A shit house-guest, Misery has no regard for my routines, schedules, desires or even needs. Her ability to make a mess out of nothing is quite frankly astonishing, at times I can’t help but marvel at her. However, her long visits become difficult, with every passing day neuances of colour disappear from my field of vision, replaced by a gradually growing cloud that fogs my general functioning from within. Of all the ways I’ve tried to make her leave none have worked, whenever she’s finally off, I take no credit, I simply sigh in relief and go looking for the broom to dust what remains of her out the door.

“What do you want to do today?” she asked as I dragged my feet to the kitchen one morning, “do you want to not leave the house, perhaps forget to drink water and neglect any and all physical activity?” she chirped. I scowled in her direction, “it”s what, 7 AM? Can you tone down the proverbial skip in your step?” she laughed, her eyes bright as if she had, at least, gotten all sleep necessary. I turned my back to her and put the kettle on. “You know,” she continued, “we could start the day watching a movie, maybe two, hey, no rules right, popcorn for breakfast?” “Jesus,” I muttered, “have you no sense?” “I do,” she replied, “I just don’t care for it.” I didn’t turn my head to look but I could hear her smile over the boiling water. “At least she’s sincere in her sinistery,” I thought to myself. “I heard that,” she shot across the room, I pivoted and glanced at her before returning to my tea-preparations.

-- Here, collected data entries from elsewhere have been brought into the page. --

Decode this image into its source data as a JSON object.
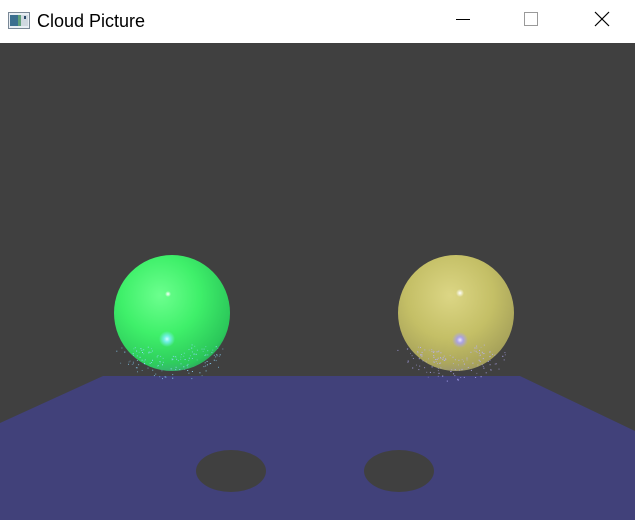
{
  "window": {
    "title": "Cloud Picture",
    "buttons": {
      "minimize": "minimize-icon",
      "maximize": "maximize-icon",
      "close": "close-icon"
    }
  },
  "scene": {
    "background_color": "#404040",
    "floor_color": "#41417a",
    "shadow_color": "#404040",
    "spheres": [
      {
        "name": "green-sphere",
        "color": "#3ff06a"
      },
      {
        "name": "yellow-sphere",
        "color": "#c9c46a"
      }
    ]
  }
}
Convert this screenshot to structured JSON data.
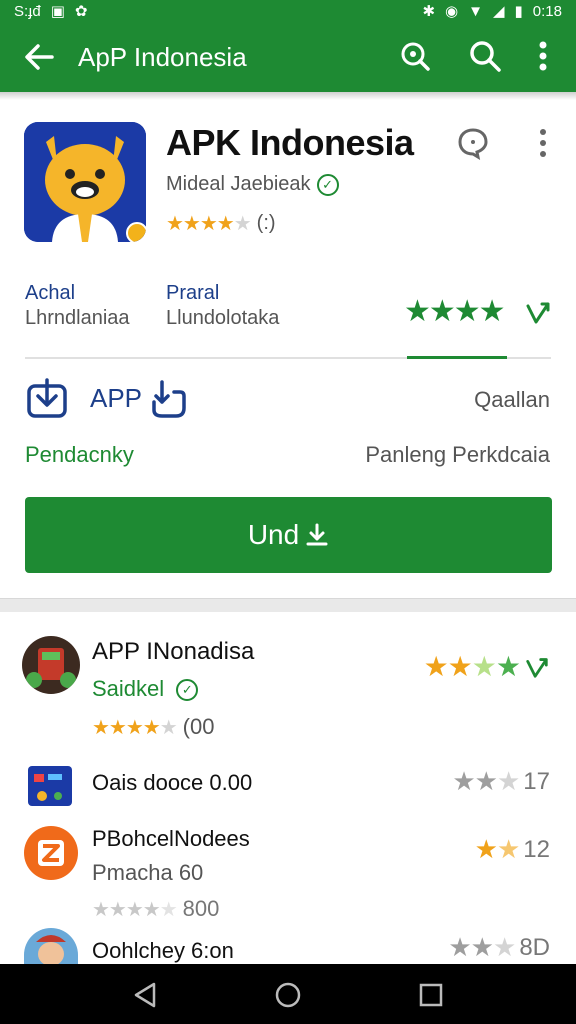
{
  "status_bar": {
    "left_text": "S:ɟđ",
    "time": "0:18"
  },
  "app_bar": {
    "title": "ApP Indonesia"
  },
  "app": {
    "title": "APK Indonesia",
    "developer": "Mideal Jaebieak",
    "rating_text": "(:)",
    "rating": 4.5
  },
  "info": {
    "col1_key": "Achal",
    "col1_value": "Lhrndlaniaa",
    "col2_key": "Praral",
    "col2_value": "Llundolotaka"
  },
  "actions": {
    "app_label": "APP",
    "quality_label": "Qaallan",
    "pending_left": "Pendacnky",
    "pending_right": "Panleng Perkdcaia",
    "install_label": "Und"
  },
  "list": [
    {
      "title": "APP INonadisa",
      "subtitle": "Saidkel",
      "rating_text": "(00",
      "right_value": ""
    },
    {
      "title": "Oais dooce 0.00",
      "right_value": "17"
    },
    {
      "title": "PBohcelNodees",
      "subtitle": "Pmacha  60",
      "rating_text": "800",
      "right_value": "12"
    },
    {
      "title": "Oohlchey 6:on",
      "right_value": "8D"
    }
  ],
  "colors": {
    "primary": "#1e8a33",
    "link_blue": "#1d3f8a",
    "star": "#f0a21a"
  }
}
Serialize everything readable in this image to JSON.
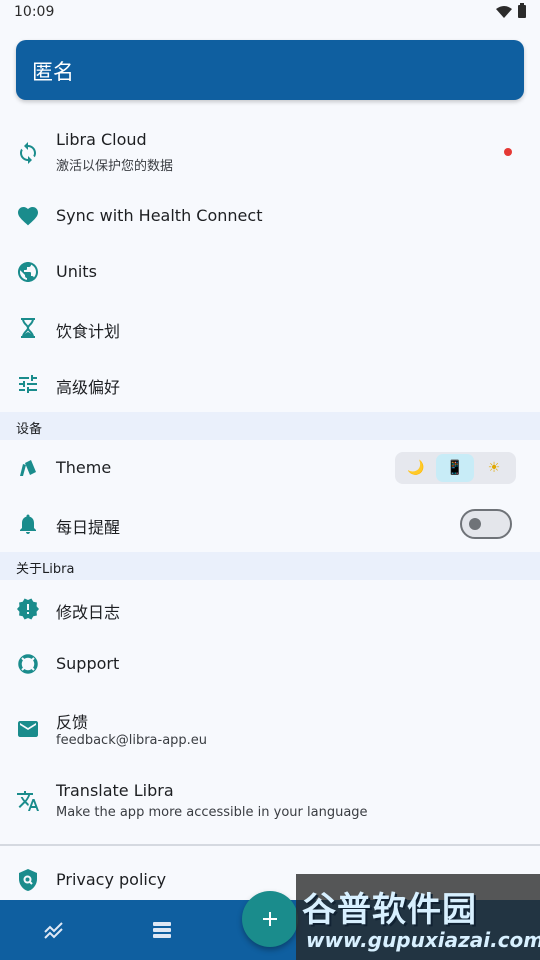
{
  "status_bar": {
    "time": "10:09"
  },
  "profile": {
    "name": "匿名"
  },
  "menu": {
    "libra_cloud": {
      "title": "Libra Cloud",
      "subtitle": "激活以保护您的数据"
    },
    "health_connect": {
      "title": "Sync with Health Connect"
    },
    "units": {
      "title": "Units"
    },
    "diet_plan": {
      "title": "饮食计划"
    },
    "advanced": {
      "title": "高级偏好"
    }
  },
  "sections": {
    "device": "设备",
    "about": "关于Libra"
  },
  "device": {
    "theme": {
      "title": "Theme",
      "options": [
        "🌙",
        "📱",
        "☀"
      ],
      "selected": "📱"
    },
    "daily_reminder": {
      "title": "每日提醒",
      "enabled": false
    }
  },
  "about": {
    "changelog": {
      "title": "修改日志"
    },
    "support": {
      "title": "Support"
    },
    "feedback": {
      "title": "反馈",
      "subtitle": "feedback@libra-app.eu"
    },
    "translate": {
      "title": "Translate Libra",
      "subtitle": "Make the app more accessible in your language"
    },
    "privacy": {
      "title": "Privacy policy"
    }
  },
  "watermark": {
    "brand": "谷普软件园",
    "url": "www.gupuxiazai.com"
  },
  "colors": {
    "primary": "#0f5fa0",
    "accent_teal": "#1a8c8c",
    "notification_dot": "#e53935"
  }
}
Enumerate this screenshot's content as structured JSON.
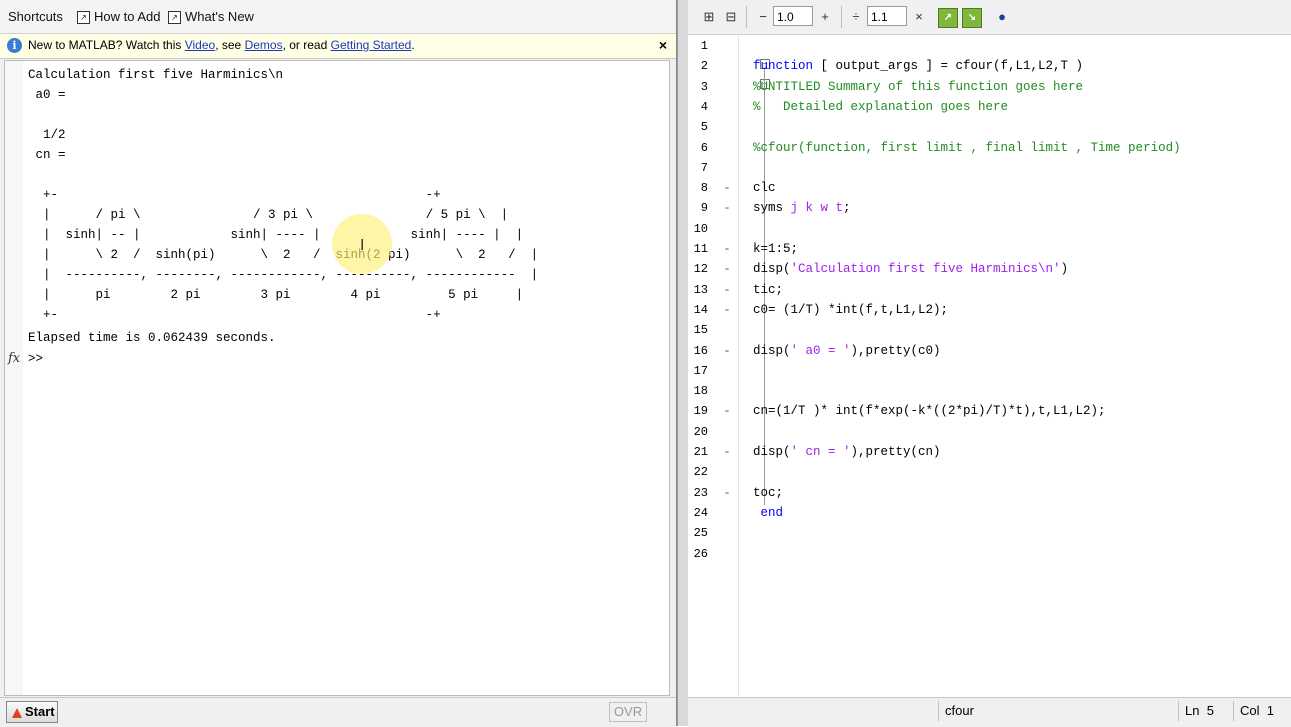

“A pot of tea is not going to fix anything, you know” she teased, I ignored her and walked back up to my room, where I stayed, as she suggested, or perhaps predicted, for most of the day, plotting on how to get rid of her, knowing full well it was nothing more than a mental exercise or day-dream, but it’s not like I had anything better to do. She’d hidden my shoes and coat that day, the royal Cuntess.